As you walk through the Royal Arcade in Melbourne’s Central Business District (the CBD), if you arrive at the top of the hour you’ll hear Gaunt’s Clock alerting you to the time. Follow the chimes and look up and you’ll see two statues flanking the clock dial, imaginings of mythical giants named Gog and Magog.
Since 1892, these two medieval warriors have watched over the southern side of the arcade, striking the chimes with their mechanical arms. Each is about seven feet tall, and carved from pine by a man named Mortimer Godfrey. He modeled the two on similar figures that watch over Guildhall in London, where the same characters have been the guardians of the city since the 15th century.
The mechanical statues stand on either side of Gaunt’s Clock, a feature that was added to the Arcade about 20 years after it was built. Thomas Gaunt, a well-known Melbourne jeweler, watch and clock maker, had a shop in the Royal Arcade, and adding a prominent time piece with a couple of mythical giants could only be good for business.
Although variations of the characters of Gog and Magog appear in many ancient texts, including the Old Testament and the Quran, these two are actually a jumble of several religious stories and pagan myths, more grounded in medieval lore than the Bible.

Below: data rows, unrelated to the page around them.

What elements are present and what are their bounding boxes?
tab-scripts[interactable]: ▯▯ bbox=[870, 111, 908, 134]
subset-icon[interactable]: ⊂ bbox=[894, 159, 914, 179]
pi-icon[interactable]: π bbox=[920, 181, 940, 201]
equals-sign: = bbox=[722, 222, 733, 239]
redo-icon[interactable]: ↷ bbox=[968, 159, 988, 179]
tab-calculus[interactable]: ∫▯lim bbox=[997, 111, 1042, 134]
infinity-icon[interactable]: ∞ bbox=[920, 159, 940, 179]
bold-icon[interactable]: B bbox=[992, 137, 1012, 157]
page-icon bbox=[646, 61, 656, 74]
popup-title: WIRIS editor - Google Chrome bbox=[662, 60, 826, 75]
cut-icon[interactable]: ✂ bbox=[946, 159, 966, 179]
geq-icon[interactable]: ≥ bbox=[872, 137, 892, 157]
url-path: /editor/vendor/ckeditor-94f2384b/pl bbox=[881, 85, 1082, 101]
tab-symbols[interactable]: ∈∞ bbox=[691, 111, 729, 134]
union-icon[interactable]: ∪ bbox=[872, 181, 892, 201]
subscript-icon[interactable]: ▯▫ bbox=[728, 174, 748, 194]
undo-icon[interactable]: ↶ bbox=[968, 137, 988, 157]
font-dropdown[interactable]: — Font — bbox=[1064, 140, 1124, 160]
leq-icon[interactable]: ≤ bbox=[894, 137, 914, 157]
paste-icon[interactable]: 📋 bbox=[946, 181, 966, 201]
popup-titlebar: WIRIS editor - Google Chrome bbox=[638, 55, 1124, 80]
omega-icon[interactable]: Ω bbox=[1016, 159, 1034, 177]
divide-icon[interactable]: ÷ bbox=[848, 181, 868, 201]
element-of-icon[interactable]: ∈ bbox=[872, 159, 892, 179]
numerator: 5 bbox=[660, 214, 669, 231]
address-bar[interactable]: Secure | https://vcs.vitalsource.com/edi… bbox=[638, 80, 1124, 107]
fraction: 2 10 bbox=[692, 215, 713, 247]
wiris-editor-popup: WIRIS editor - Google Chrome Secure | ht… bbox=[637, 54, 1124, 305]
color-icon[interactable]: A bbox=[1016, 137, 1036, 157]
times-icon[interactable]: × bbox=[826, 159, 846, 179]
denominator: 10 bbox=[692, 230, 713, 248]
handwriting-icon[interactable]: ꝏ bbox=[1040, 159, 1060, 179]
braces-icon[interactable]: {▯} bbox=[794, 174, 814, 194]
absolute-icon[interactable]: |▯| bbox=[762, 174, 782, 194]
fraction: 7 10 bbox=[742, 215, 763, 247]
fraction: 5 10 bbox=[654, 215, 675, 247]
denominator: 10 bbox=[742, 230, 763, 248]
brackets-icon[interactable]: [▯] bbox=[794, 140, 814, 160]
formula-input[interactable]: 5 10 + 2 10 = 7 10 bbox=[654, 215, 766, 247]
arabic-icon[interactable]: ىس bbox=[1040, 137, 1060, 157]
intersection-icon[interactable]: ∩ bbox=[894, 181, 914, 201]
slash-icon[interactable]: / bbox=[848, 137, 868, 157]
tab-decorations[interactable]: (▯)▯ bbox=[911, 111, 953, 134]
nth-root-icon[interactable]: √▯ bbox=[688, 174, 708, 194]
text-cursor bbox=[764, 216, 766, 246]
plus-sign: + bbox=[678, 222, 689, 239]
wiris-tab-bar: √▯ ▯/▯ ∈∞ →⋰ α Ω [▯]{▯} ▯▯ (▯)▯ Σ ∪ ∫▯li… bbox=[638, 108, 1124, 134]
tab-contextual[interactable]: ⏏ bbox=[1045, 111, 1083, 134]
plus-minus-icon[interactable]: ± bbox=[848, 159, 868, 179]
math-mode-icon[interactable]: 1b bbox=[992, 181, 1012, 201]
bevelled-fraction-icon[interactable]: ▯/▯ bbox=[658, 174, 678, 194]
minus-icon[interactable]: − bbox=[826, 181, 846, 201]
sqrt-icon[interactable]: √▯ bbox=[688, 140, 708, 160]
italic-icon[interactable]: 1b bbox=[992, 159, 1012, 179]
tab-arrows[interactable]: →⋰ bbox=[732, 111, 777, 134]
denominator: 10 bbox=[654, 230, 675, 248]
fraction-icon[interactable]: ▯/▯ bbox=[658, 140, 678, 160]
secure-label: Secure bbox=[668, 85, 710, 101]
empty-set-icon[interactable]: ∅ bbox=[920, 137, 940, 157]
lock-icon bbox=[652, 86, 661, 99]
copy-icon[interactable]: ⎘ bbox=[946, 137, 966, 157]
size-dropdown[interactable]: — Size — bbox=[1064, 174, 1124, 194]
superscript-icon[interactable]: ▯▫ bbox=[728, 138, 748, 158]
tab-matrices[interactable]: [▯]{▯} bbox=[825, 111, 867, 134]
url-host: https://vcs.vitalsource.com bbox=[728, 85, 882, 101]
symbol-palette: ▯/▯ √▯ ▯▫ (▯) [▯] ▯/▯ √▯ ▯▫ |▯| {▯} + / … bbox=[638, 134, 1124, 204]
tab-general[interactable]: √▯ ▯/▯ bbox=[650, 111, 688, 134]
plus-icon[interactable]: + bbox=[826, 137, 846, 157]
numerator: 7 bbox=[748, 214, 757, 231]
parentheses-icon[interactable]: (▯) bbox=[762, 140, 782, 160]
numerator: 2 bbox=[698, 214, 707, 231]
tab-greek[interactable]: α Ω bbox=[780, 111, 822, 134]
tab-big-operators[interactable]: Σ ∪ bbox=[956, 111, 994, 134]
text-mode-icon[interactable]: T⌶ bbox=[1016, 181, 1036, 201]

As the display itself will tell you (slightly editing here), “These two … symbolise the conflict between the ancient Britons and the Trojan invaders… having been captured in battle… and made to serve as porters at the gateway of an ancient palace on a site later occupied by the Guildhall.”
So they’re a little bit biblical, a little bit Roman, a little bit pagan, and a little bit medieval. Everything good giants should be.